After the hot and sweaty race we picked up the girls and my MIL (leaving “Petey” at home) to attend the town parade. Boo did really well, waving and saying hello to all the floats. As long as the antique cars didn’t honk their horns she was happy until….

The muster. Every year our town’s fire fighters put on a muster for the kids. They fill the school field with foam and allow them to slip and slide all over the place. The kids have an absolute blast. To show you “the foam” that the families look forward to…




 

 The kids line up to be under the foam cup.














Allie showing that she is her daddy’s daughter in the thick of things!







It doesn’t matter how old you are from toddlers to teens to seniors…everyone enters the foam.

 
 
 To every parent’s joy the firefighters also set up a wash off station.
 
 
 
 

But these photos are from last year. Because this year, Boo was terrified of the foam. She refused to leave my arms. She was wrapped tighter than a boa constrictor. Last year:

 
This year?  In truth, I was saddened by this slight regression. That we have no photos, that she didn’t enjoy herself. That Allie can’t play with her little sister as the other kids were enjoying the day. Yet once the foam was gone and the hoses were put away, Boo was the happy little girl who loves to give hugs. Of course, the teens had to dry off first. But they were all so patient with her, chasing her around the now clean field.

When I think of all the strides Boo has made in the past year, the fact that I have no photos of this year’s foam is bearable. This Independence Day Boo is still growing. Yes, there are regressions. Especially being out of school.

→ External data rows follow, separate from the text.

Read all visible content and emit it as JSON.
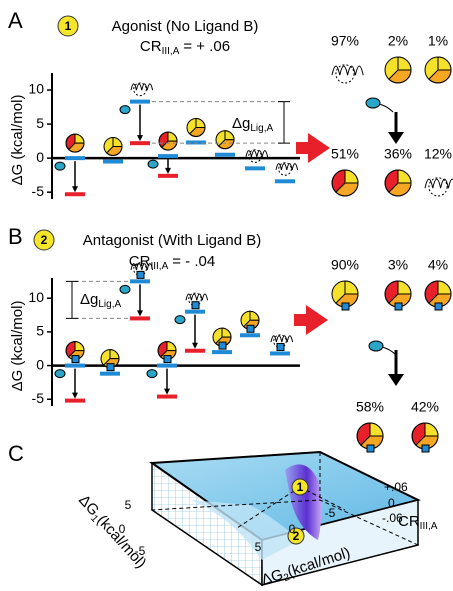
{
  "panel_a": {
    "label": "A",
    "badge": "1",
    "title": "Agonist (No Ligand B)",
    "cr": "CR",
    "cr_sub": "III,A",
    "cr_value": "= + .06",
    "axis_title": "ΔG (kcal/mol)",
    "ylim": [
      -6,
      12.5
    ],
    "yticks": [
      10,
      5,
      0,
      -5
    ],
    "levels": [
      {
        "blue": 0,
        "red": -5.3
      },
      {
        "blue": -0.5,
        "red": null
      },
      {
        "blue": 8.3,
        "red": 2.2
      },
      {
        "blue": 0.3,
        "red": -2.6
      },
      {
        "blue": 2.3,
        "red": null
      },
      {
        "blue": 0.5,
        "red": null
      },
      {
        "blue": -1.5,
        "red": null
      },
      {
        "blue": -3.4,
        "red": null
      }
    ],
    "gap": "Δg",
    "gap_sub": "Lig,A",
    "top_pcts": [
      "97%",
      "2%",
      "1%"
    ],
    "bottom_pcts": [
      "51%",
      "36%",
      "12%"
    ]
  },
  "panel_b": {
    "label": "B",
    "badge": "2",
    "title": "Antagonist (With Ligand B)",
    "cr": "CR",
    "cr_sub": "III,A",
    "cr_value": "= - .04",
    "axis_title": "ΔG (kcal/mol)",
    "ylim": [
      -6,
      13
    ],
    "yticks": [
      10,
      5,
      0,
      -5
    ],
    "levels": [
      {
        "blue": 0,
        "red": -5.2
      },
      {
        "blue": -1.2,
        "red": null
      },
      {
        "blue": 12.5,
        "red": 7
      },
      {
        "blue": 0,
        "red": -4.6
      },
      {
        "blue": 8,
        "red": 2.2
      },
      {
        "blue": 2,
        "red": null
      },
      {
        "blue": 4.5,
        "red": null
      },
      {
        "blue": 1.8,
        "red": null
      }
    ],
    "gap": "Δg",
    "gap_sub": "Lig,A",
    "top_pcts": [
      "90%",
      "3%",
      "4%"
    ],
    "bottom_pcts": [
      "58%",
      "42%"
    ]
  },
  "panel_c": {
    "label": "C",
    "marker_1": "1",
    "marker_2": "2",
    "x1_label": "ΔG",
    "x1_sub": "1",
    "x1_unit": "(kcal/mol)",
    "x2_label": "ΔG",
    "x2_sub": "2",
    "x2_unit": "(kcal/mol)",
    "z_label": "CR",
    "z_sub": "III,A",
    "z_ticks": [
      "+.06",
      "0",
      "-.06"
    ],
    "x1_ticks": [
      "5",
      "0",
      "-5"
    ],
    "x2_ticks": [
      "5",
      "0",
      "-5"
    ]
  }
}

Yet Boo still amazes us. She is now independent in taking her shoes off. She can unzip her lunchbox. She can drink from a cup and can find Austin & Allie on her IPAD. Boo is engaged in her life.  Once the field was back in her comfort level, Boo was interactive with the children.  She tried to climb on the fire truck. Boo was there in the moment. 

We might struggle finding out why she is frustrated or what she is feeling or why she shuts down. But in two cases we know this for sure Boo has clearly told us what she doesn’t like. Snow and Foam.